Nova Iorque, 7 de março de 2024 – Responsáveis da província de Cabo Delgado, no norte de Moçambique, devem retirar os comentários que acusam os jornalistas de conluio com terroristas e de publicarem notícias falsas e as autoridades devem permitir que os meios de comunicação social noticiem o conflito sem intimidação, disse o Comité para Proteção de Jornalistas (CPJ) na quinta-feira.
Num discurso público proferido a 17 de fevereiro na capital provincial de Pemba, o governador de Cabo Delgado, Valige Tauabo, acusou jornalistas e os media de fazerem “acordos” com terroristas e de estarem “em sincronia com terroristas”, de acordo com notícias publicadas.
Tauabo disse que a cobertura da região tinha um “cunho do mal” porque os pontos de vista dos jornalistas tinham sido “formatados pelos terroristas” e avisou os meios de comunicação social “para não criarem uma situação”, disseram essas fontes.
Numa entrevista radiofónica de 16 de fevereiro, Sidónio José, administrador do distrito de Quissanga, em Cabo Delgado, acusou jornalistas não identificados de “fabricar notícias falsas sobre terrorismo para traumatizar as comunidades”, segundo a revista privada Integrity Magazine e o capítulo moçambicano do grupo de direitos do Media Institute of Southern Africa. (Instituto de Comunicação Social da África Austral)
O governo tem vindo a combater uma insurgência ligada ao Estado Islâmico em Cabo Delgado desde 2017, que deslocou cerca de 1 milhão de pessoas. Em 2021, o Ruanda e os países vizinhos da África Austral enviaram tropas para apoiar o governo. Desde dezembro, uma nova onda de ataques obrigou cerca de 70.000 pessoas a fugir das suas casas, segundo dados das Nações Unidas.
“É alarmante que as autoridades de Cabo Delgado estejam a emitir ameaças contra os meios de comunicação social e a fazer comentários inflamados sobre jornalistas que já enfrentam altos níveis de risco na cobertura da insurgência em Cabo Delgado”, disse a coordenadora do programa do CPJ em África, Muthoki Mumo, de Nairobi. “O governador de Cabo Delgado, Valige Tauabo, e o administrador do distrito de Quissanga, Sidónio José, devem retirar os seus comentários acusando os jornalistas de conluio com terroristas e de fabricarem notícias. Em vez de intimidar a imprensa, as autoridades devem apoiar o jornalismo que os moçambicanos precisam para tomar decisões cruciais sobre as suas vidas.”
Um jornalista local que falou ao CPJ sob condição de anonimato, alegando receio de represálias, disse que as autoridades raramente davam respostas atempadas a questões jornalísticas sobre o conflito, criando um “vácuo de informação oficial que alimenta a desinformação sobre a situação de segurança”.

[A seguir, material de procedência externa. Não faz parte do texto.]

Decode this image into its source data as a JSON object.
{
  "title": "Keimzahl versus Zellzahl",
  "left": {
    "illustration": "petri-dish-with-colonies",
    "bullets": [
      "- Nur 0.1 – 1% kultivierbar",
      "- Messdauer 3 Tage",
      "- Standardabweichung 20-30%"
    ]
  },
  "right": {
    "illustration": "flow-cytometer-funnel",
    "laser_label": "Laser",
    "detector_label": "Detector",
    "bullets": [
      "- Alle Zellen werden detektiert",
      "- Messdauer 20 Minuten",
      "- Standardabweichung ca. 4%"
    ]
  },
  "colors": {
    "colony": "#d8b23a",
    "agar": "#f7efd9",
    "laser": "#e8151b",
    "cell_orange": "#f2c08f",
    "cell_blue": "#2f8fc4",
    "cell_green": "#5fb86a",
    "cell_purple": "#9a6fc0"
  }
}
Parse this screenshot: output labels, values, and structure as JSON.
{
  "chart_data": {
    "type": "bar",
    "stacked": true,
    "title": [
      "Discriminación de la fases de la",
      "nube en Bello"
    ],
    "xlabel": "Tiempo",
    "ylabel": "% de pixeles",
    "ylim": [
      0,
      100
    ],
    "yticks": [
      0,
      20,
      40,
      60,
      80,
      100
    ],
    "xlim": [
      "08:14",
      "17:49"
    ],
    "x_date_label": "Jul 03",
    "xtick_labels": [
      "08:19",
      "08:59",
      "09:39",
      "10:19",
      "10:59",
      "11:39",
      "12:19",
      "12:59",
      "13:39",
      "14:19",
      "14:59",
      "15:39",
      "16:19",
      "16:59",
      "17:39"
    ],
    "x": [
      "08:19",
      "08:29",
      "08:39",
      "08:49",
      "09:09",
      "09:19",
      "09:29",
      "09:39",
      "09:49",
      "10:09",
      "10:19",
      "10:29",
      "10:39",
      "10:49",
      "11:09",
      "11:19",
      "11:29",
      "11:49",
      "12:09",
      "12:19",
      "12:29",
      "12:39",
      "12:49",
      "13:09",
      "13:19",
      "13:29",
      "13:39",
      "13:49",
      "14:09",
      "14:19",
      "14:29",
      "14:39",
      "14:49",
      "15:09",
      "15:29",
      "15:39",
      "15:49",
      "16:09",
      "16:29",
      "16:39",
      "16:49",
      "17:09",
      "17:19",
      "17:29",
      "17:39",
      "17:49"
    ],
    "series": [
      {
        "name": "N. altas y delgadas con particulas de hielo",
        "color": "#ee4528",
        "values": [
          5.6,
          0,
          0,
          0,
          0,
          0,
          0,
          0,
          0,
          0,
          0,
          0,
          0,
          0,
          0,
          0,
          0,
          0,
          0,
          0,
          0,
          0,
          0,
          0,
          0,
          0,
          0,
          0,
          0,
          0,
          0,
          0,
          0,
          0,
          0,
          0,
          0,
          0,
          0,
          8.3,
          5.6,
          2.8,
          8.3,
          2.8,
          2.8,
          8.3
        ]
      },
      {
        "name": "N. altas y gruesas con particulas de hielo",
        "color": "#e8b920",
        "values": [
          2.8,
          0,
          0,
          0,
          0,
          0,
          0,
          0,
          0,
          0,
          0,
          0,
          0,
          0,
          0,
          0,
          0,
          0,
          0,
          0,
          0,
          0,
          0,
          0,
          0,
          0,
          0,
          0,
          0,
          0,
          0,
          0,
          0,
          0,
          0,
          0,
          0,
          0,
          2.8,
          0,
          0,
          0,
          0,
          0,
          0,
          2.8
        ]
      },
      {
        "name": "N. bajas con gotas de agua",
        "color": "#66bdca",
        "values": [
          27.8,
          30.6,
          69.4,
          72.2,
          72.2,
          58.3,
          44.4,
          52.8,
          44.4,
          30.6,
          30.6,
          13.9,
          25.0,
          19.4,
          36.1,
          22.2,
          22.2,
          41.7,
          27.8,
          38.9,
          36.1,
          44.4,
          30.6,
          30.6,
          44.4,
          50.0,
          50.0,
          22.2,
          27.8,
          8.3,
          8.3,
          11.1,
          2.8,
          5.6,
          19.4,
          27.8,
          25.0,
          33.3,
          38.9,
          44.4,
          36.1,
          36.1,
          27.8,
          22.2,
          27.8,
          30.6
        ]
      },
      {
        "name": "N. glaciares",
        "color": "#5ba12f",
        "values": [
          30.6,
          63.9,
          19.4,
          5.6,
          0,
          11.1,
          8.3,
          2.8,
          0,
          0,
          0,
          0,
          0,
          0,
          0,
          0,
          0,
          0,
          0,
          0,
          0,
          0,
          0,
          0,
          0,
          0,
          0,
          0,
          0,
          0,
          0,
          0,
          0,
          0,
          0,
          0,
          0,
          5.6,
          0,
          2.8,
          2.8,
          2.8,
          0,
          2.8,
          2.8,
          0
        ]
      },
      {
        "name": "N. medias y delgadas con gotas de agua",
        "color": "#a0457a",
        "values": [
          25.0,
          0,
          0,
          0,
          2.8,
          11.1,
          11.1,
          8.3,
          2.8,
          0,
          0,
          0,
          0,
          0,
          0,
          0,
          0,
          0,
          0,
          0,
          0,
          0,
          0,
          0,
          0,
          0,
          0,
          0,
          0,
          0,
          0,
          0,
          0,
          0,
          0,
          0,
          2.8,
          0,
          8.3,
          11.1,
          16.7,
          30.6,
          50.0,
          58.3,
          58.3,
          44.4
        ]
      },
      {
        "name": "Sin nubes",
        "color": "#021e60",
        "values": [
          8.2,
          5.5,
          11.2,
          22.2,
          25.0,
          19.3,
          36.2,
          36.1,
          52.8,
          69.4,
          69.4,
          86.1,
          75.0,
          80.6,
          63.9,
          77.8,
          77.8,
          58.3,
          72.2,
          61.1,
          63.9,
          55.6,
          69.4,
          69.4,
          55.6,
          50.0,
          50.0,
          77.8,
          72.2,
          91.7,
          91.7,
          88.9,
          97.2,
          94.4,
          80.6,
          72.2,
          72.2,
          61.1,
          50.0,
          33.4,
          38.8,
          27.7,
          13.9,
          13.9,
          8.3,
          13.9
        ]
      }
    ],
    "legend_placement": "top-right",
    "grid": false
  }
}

Outro jornalista, que também pediu para não ser identificado por questões de segurança, disse ao CPJ que a “narrativa de culpar os jornalistas pelas dificuldades no combate à insurgência” tem sido um problema para os media há vários anos.
Em 2020, o jornalista de rádio Ibraimo Mbaruco desapareceu depois de ter enviado uma mensagem a um colega dizendo que estava “cercado por soldados”. As autoridades ainda não forneceram uma informação credível sobre o seu paradeiro.
O jornalista de rádio Amade Abubacar e Arlindo Chissale, editor da Pinnacle News, especializada em reportagens sobre a insurgência, foram presos e acusados de terrorismo, em 2019 e 2022, respetivamente, enquanto faziam reportagens em Cabo Delgado.
As chamadas do CPJ para Tauabo solicitando comentários sobre o seu discurso público não receberam resposta.
Contactado através da aplicação de mensagens, José recusou-se a comentar, acrescentando que “só as instituições de defesa podem falar sobre a situação delicada na região”.